U.S. employees soon will be asked to make decisions about their 2013 benefits during open enrollment season. According to Aon Hewitt, the benefits offered to employees next year may be impacted by a number of factors, including rising health care costs, the declining health of the population, and phase-in of provisions under the Patient Protection and Affordable Care Act (ACA). Aon Hewitt noted that 55 percent of employees default to their current benefit coverage for the coming year, instead of actively reassessing their plan options. Employers should remind workers that the old selection may not be the best option.

Data from Aon Hewitt shows health care costs are expected to rise 6.3 percent in 2013 to $11,188 per employee, compared to $10,522 in 2012. In most cases, employers still shoulder much of the cost, but workers should expect to see their portion of the total cost rise in the form of increased premiums and out-of-pocket costs. The amount employees will pay for their health care benefits in 2013 is expected to be close to $5,000—$2,385 in premiums and another $2,449 in out-of-pocket costs.

“It is easy to fall back on the status quo and assume that your 2012 benefits choices will continue to meet your needs in 2013,” said Craig Rosenberg, Aon Hewitt’s national leader for health and welfare benefits administration. “But changes to family health care needs, employer plan offerings and costs make it important for workers to reevaluate their selections every year.”

Aon Hewitt offers the following tips for this open enrollment season:

Understand what’s changing. Employees should start by evaluating how they used health care in 2012. For example, it is important to consider how much was spent out-of-pocket on deductibles and coinsurance, the number of doctor visits and the cost of ongoing medications. In addition, employees should carefully review information about the 2013 benefit plan offerings. According to Aon Hewitt, more employers are offering consumer-driven health plans (CDHPs) than health maintenance organization (HMO) options. As a result, plan options offered in the past may no longer be available. Also new this year under the ACA, employees will have access to Summary of Benefits and Coverage (SBC) statements that provide a standardized overview of health plan coverage features, such as coinsurance, deductibles, and examples of out-of-pocket costs related to having a child and managing Type 2 diabetes. For workers at most large employers that provide decision support tools, SBCs will serve primarily as a supplement. For those employees at smaller companies, SBCs may provide new information that will be helpful in selecting coverage for 2013.

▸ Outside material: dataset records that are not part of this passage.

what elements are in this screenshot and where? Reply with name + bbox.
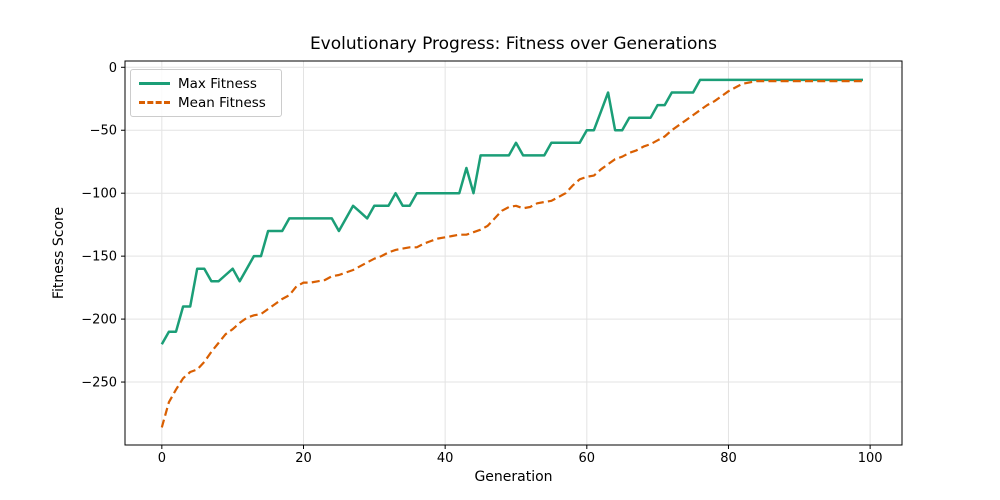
y-tick-label: −150: [81, 250, 117, 265]
x-tick-label: 60: [579, 451, 596, 466]
y-axis-label: Fitness Score: [51, 206, 67, 300]
y-tick-label: −250: [81, 376, 117, 391]
legend-label-mean: Mean Fitness: [178, 94, 266, 111]
legend-entry-mean: Mean Fitness: [139, 93, 269, 112]
chart-title: Evolutionary Progress: Fitness over Gene…: [309, 34, 718, 54]
legend-label-max: Max Fitness: [178, 75, 257, 92]
y-tick-label: −100: [81, 187, 117, 202]
mean-fitness-line-sample: [139, 101, 170, 104]
mean-fitness-line: [160, 80, 863, 428]
x-tick-label: 80: [720, 451, 737, 466]
x-tick-label: 40: [437, 451, 454, 466]
y-tick-label: −200: [81, 313, 117, 328]
max-fitness-line-sample: [139, 82, 170, 85]
legend: Max Fitness Mean Fitness: [130, 69, 282, 117]
y-tick-label: −50: [90, 124, 117, 139]
legend-entry-max: Max Fitness: [139, 74, 269, 93]
max-fitness-line: [160, 78, 863, 345]
plot-border: [124, 60, 903, 446]
x-tick-label: 100: [858, 451, 883, 466]
x-tick-label: 20: [295, 451, 312, 466]
y-tick-label: 0: [109, 61, 117, 76]
x-tick-label: 0: [158, 451, 166, 466]
x-axis-label: Generation: [474, 469, 553, 485]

Take advantage of wellness programs. Employers continue to offer tools to help employees, and increasingly, their spouses and partners, better understand their health risks. According to a recent Aon Hewitt survey, 68 percent offer health risk questionnaires (HRQs) and 57 percent offer biometric screenings such as cholesterol, blood pressure, and blood glucose. Recognizing the importance of these programs, many companies offer incentives to participate. In fact, 84 percent of employers that offer HRQs provide incentives for completing them. Often, these incentives are monetary, like a reduction in medical premium cost, but they also can take the form of a reduction to the plan deductible so the plan starts paying benefits sooner. Workers are advised to take full advantage of all health and wellness programs available.

Consider a CDHP. CDHPs continue to rise in popularity as another way to encourage employees to take an active part in managing their health care. Employers typically pair CDHPs with either a health reimbursement arrangement or a health savings account . Employees can use one of these accounts to help pay for eligible out-of-pocket health care costs, controlling how and when they use these funds. CDHPs may be available at a lower cost than other coverage. However, it is important to consider how much will be spend out of pocket.

Assess dependent coverage. Finally, Aon Hewitt recommends that employees consider which dependents will need to be covered in 2013. The ACA allows employees to cover children through the month in which they reach age 26. It is important to consider all available coverage options for dependents. If a spouse or partner has access to medical coverage through an employer, it may be more cost effective to enroll in that coverage instead, particularly since some companies apply a surcharge to cover a spouse or partner who has declined coverage from their own employer.